NEW YORK (GenomeWeb) – Two new meta-analyses of metagenomic data are spelling out some of the roles that gut microbes play in colorectal cancer (CRC) and are suggesting new biomarkers for diagnostic and prognostic tests.
For the first of these studies, published online today in Nature Medicine, researchers from Italy, Brazil, and elsewhere brought together metagenomic data for 624 fecal samples from CRC patients and controls that were sequenced for five past studies and data from 140 newly-sequenced samples from two new cohorts. In the CRC samples, their analysis revealed gut microbial community enrichment and an increase in species typically linked to the oral microbiome — results they verified using data for two more cohorts comprised of 100 CRC cases and 105 controls.
When the team focused on the specific microbial pathways that were over- or underrepresented in the CRC cases, it saw an apparent rise in choline metabolism and enhanced activity by gluconeogenesis, putrefaction, and fermentation pathways. Compared to unaffected control individuals, the cases also appeared to have gut microbial communities with less active starch degradation and stachyose pathways.

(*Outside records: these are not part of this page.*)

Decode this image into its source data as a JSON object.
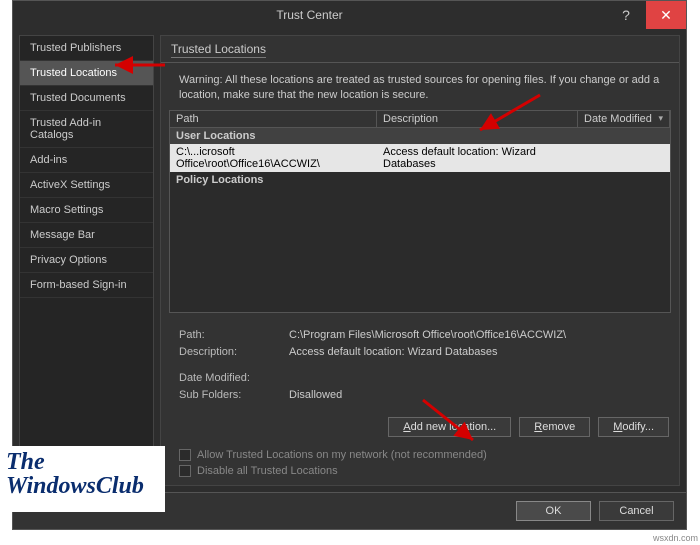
{
  "window": {
    "title": "Trust Center"
  },
  "titlebar": {
    "help_label": "?",
    "close_label": "✕"
  },
  "sidebar": {
    "items": [
      {
        "label": "Trusted Publishers"
      },
      {
        "label": "Trusted Locations"
      },
      {
        "label": "Trusted Documents"
      },
      {
        "label": "Trusted Add-in Catalogs"
      },
      {
        "label": "Add-ins"
      },
      {
        "label": "ActiveX Settings"
      },
      {
        "label": "Macro Settings"
      },
      {
        "label": "Message Bar"
      },
      {
        "label": "Privacy Options"
      },
      {
        "label": "Form-based Sign-in"
      }
    ],
    "selected_index": 1
  },
  "main": {
    "heading": "Trusted Locations",
    "warning": "Warning: All these locations are treated as trusted sources for opening files.  If you change or add a location, make sure that the new location is secure.",
    "columns": {
      "path": "Path",
      "description": "Description",
      "date": "Date Modified"
    },
    "groups": {
      "user": "User Locations",
      "policy": "Policy Locations"
    },
    "rows": [
      {
        "path": "C:\\...icrosoft Office\\root\\Office16\\ACCWIZ\\",
        "description": "Access default location: Wizard Databases",
        "date": ""
      }
    ],
    "details": {
      "path_label": "Path:",
      "path_value": "C:\\Program Files\\Microsoft Office\\root\\Office16\\ACCWIZ\\",
      "desc_label": "Description:",
      "desc_value": "Access default location: Wizard Databases",
      "date_label": "Date Modified:",
      "date_value": "",
      "sub_label": "Sub Folders:",
      "sub_value": "Disallowed"
    },
    "buttons": {
      "add": "Add new location...",
      "remove": "Remove",
      "modify": "Modify..."
    },
    "checkboxes": {
      "allow_network": "Allow Trusted Locations on my network (not recommended)",
      "disable_all": "Disable all Trusted Locations"
    }
  },
  "footer": {
    "ok": "OK",
    "cancel": "Cancel"
  },
  "watermark": {
    "line1": "The",
    "line2": "WindowsClub"
  },
  "corner": "wsxdn.com"
}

The researchers also used the data to come up with a microbiome-based signature for distinguishing between individuals with or without CRC, including microbes such as Fusobacterium nucleatum, which has been implicated in CRC in the past.
"We not only established a panel of gut microbes associated with colorectal cancer across populations, but also found signatures in microbial metabolism that have similar predictive power. These will enable new research aiming at understanding how gut microbes may contribute causally to cancer development," co-senior and corresponding author Nicola Segata, a researcher with the University of Trento's Centre for Integrative Biology, said in a statement, noting that the gut microbial community "is heavily dependent on factors such as diet, lifestyle, and environment."

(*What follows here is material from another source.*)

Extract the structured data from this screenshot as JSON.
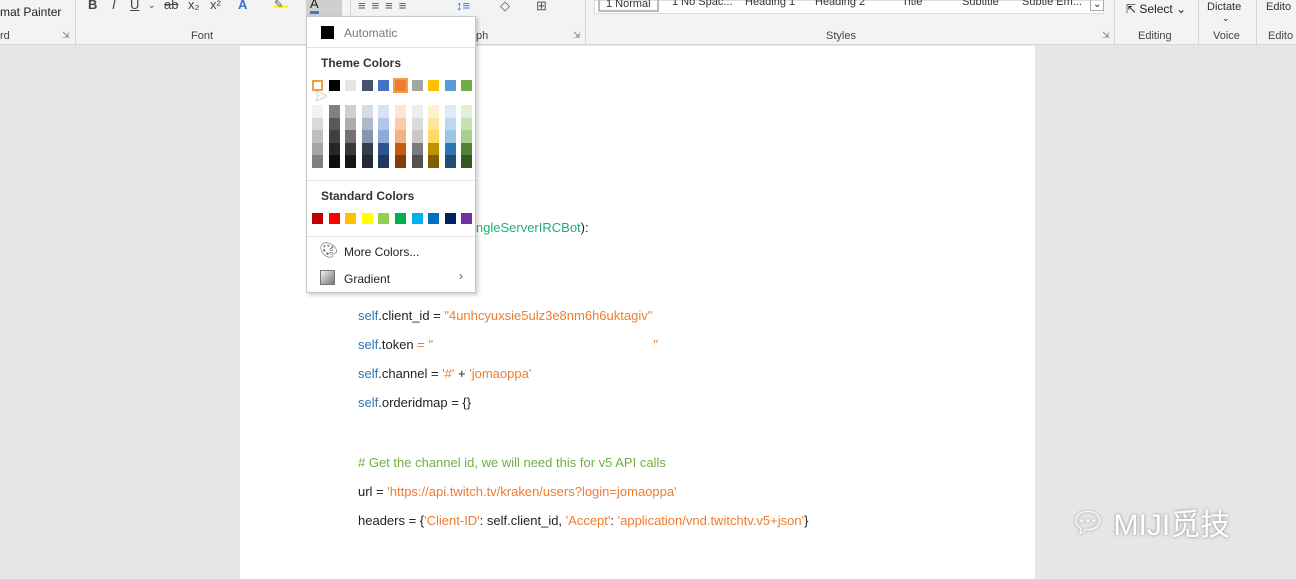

She and her co-authors noted that "[f]uture shotgun metagenomic studies of the intestinal mucosa-associated microbiome, which are currently infeasible due to excessive human DNA contamination, will be important to further refine the list of CRC-associated gut microbes."
In another Nature Medicine study, some members of the same team presented insights gleaned from fecal metagenomes for 386 individuals with CRC and 392 unaffected controls, spanning five discovery and three validation cohorts in Europe, Asia, or North America that were assessed with varied sample preparation and sequencing protocols.
After looking at potential confounders and training their taxonomy- and function-based models, investigators involved in that study demonstrated that they could come up with a microbe-based signature for CRC that was generalizable for finding and classifying CRC cases in cohorts not used to train the models.
"We used a rigorous machine learning analysis to identify microbial signatures for colorectal cancer. We validated these signatures in early cancer stages and in multiple studies, so they can serve as the basis for future non-invasive cancer screening," Georg Zeller, a structural and computational biology researcher at European Molecular Biology Laboratory, said in a statement. Zeller was co-senior and co-corresponding author on that study, and a co-author on the first metagenome meta-analysis paper.
He and his colleagues noted that "taxonomic and metabolic gut microbial marker genes established in these meta-analyses could form the basis of future diagnostic assays that are sufficiently robust, sensitive, and cost-effective for clinical application."
Their work also highlighted more than two-dozen species found at higher levels in the CRC samples. On the functional side, for example, such shifts appeared to correspond with a CRC-linked rise in microbes associated with protein and mucin breakdown or bile acid metabolism, and declines in carbohydrate breakdown.
"[W]e inferred elevated production of secondary bile acids from CRC metagenomes, suggesting a metabolic link between cancer-associated gut microbes and a fat- and meat-rich diet," the authors wrote.